Against this backdrop, AIPAC for the first time is publicly opposing direct aid to the Palestinian Authority. For now, at least, it will work with Congress to send money to Palestinian areas but not to the Arafat government.

"Under today's circumstances, we agree with the strong congressional sentiment that aid to the Palestinians, important in helping with humanitarian projects affecting the daily lives of the Palestinians, is the most effective if channeled through private voluntary organizations and other U.S. controlled mechanisms," said an AIPAC spokeswoman.
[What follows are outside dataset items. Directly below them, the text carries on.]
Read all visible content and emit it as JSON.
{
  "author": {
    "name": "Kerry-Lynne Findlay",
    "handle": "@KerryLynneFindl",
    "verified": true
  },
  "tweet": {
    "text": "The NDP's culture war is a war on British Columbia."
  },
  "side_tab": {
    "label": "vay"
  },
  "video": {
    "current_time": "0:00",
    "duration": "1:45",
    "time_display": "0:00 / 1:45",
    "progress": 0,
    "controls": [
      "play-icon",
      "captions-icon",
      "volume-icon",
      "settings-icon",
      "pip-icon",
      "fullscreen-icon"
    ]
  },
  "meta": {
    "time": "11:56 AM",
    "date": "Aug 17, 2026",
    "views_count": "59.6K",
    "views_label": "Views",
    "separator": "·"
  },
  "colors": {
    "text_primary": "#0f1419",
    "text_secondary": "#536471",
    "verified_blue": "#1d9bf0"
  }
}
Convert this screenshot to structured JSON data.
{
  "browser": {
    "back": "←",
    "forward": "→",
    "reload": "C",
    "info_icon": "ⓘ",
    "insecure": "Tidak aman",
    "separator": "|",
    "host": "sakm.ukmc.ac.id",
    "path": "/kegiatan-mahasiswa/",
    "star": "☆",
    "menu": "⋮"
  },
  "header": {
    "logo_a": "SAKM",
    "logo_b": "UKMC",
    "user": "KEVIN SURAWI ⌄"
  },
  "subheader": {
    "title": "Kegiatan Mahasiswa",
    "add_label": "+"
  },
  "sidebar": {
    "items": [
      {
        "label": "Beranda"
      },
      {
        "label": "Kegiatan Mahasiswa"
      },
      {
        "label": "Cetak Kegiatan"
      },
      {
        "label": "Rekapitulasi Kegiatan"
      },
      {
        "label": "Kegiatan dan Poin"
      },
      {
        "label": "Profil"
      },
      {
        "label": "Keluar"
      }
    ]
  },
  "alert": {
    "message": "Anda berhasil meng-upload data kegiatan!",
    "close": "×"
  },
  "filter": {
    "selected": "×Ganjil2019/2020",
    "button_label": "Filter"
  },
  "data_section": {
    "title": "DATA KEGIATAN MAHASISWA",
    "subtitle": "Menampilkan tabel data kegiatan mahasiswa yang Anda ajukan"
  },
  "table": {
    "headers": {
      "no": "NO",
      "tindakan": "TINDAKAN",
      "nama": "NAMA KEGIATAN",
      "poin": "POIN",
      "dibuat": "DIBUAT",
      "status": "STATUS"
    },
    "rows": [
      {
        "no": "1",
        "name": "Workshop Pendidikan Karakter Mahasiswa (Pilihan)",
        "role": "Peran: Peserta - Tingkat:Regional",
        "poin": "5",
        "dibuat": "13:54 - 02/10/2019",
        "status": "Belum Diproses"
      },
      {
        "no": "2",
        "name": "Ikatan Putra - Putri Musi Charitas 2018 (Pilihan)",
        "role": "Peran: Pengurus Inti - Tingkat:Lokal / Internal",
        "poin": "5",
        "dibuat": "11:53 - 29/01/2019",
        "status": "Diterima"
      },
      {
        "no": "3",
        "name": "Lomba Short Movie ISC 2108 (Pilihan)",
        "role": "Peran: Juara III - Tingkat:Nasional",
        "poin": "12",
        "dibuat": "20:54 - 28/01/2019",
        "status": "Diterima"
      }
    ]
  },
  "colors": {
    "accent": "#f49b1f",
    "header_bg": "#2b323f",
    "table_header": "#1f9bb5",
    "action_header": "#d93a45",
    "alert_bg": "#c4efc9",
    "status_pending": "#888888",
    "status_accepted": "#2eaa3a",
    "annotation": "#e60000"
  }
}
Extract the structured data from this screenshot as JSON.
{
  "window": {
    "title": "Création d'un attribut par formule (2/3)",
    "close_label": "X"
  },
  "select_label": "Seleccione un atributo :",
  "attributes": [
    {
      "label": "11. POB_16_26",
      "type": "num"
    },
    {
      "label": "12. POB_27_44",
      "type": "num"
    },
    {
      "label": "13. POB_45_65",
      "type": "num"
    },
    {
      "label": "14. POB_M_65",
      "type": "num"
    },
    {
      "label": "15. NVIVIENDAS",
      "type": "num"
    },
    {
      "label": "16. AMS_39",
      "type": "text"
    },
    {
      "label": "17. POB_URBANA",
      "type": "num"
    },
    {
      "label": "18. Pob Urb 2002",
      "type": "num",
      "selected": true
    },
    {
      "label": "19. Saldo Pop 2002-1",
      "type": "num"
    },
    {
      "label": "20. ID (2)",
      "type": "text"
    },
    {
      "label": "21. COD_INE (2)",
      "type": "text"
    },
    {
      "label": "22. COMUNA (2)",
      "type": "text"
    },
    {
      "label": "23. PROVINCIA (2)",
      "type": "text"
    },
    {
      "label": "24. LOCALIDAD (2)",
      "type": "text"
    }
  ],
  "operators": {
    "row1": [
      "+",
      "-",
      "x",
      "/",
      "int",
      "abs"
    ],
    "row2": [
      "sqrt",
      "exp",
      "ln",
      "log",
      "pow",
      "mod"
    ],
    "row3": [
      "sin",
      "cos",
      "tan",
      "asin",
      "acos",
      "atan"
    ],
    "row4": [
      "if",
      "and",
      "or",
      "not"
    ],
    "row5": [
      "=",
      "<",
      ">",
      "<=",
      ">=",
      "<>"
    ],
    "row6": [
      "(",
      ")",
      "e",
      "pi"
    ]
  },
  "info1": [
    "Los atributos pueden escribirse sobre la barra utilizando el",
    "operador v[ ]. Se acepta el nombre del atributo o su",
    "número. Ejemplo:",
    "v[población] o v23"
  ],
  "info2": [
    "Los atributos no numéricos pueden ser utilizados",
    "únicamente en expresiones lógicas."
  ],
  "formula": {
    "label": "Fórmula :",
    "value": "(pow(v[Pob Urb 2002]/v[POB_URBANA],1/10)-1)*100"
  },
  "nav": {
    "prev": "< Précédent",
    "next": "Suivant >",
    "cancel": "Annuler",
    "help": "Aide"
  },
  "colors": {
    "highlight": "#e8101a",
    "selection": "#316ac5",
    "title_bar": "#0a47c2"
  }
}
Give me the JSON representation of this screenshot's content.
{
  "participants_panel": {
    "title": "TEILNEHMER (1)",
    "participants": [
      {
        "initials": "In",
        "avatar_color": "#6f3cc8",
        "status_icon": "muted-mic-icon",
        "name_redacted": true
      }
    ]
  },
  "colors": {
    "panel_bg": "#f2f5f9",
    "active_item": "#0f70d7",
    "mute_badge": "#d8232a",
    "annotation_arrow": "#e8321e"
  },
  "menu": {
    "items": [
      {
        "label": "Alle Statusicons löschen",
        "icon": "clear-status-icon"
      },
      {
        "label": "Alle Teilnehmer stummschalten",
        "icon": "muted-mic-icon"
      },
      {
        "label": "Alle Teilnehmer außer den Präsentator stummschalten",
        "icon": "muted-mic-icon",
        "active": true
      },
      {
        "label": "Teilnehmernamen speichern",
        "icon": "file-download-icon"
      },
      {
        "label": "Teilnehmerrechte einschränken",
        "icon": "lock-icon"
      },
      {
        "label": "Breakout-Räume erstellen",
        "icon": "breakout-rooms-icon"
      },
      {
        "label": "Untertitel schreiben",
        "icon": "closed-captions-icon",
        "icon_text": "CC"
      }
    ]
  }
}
This position has the backing of most Jewish groups that in the past had urged Congress to continue direct assistance.

For its part, the Israeli government is supporting the move toward indirect U.S. aid. But it went one step further and hailed the international community for providing Palestinian aid, much of which goes to pay the salaries of Palestinian Authority employees, including the police force.

Israeli Finance Minister Ya'acov Ne'eman thanked the World Bank and International Monetary Fund in a recent speech.

"I would like to commend their efforts to assist the incipient Palestinian economy, and thereby promote peace," he was quoted as saying.

Although the Israelis publicly thanked the Palestinians' donors, Zionist Organization of America president Morton Klein said senior Israeli officials have told him they want all money cut off.

That is why, Klein said, he continues to lead the fight against all aid to Palestinians.

"When God wanted to get the Jews out of Egypt, did he send money to Pharaoh? No; he sent 10 plagues," Klein said. "He didn't say, `I'll give you $10 million.'"

But Klein represents a minority in the organized Jewish community.

"Economic deprivation in the territories create conditions that are fertile for extremism," said Martin Raffel, associate executive vice chairman of the Jewish Council for Public Affairs.

"I don't see any of our member organizations opposing" economic aid to the Palestinians, he said. "No one thinks it's a good thing for Palestinians to be poor and uneducated."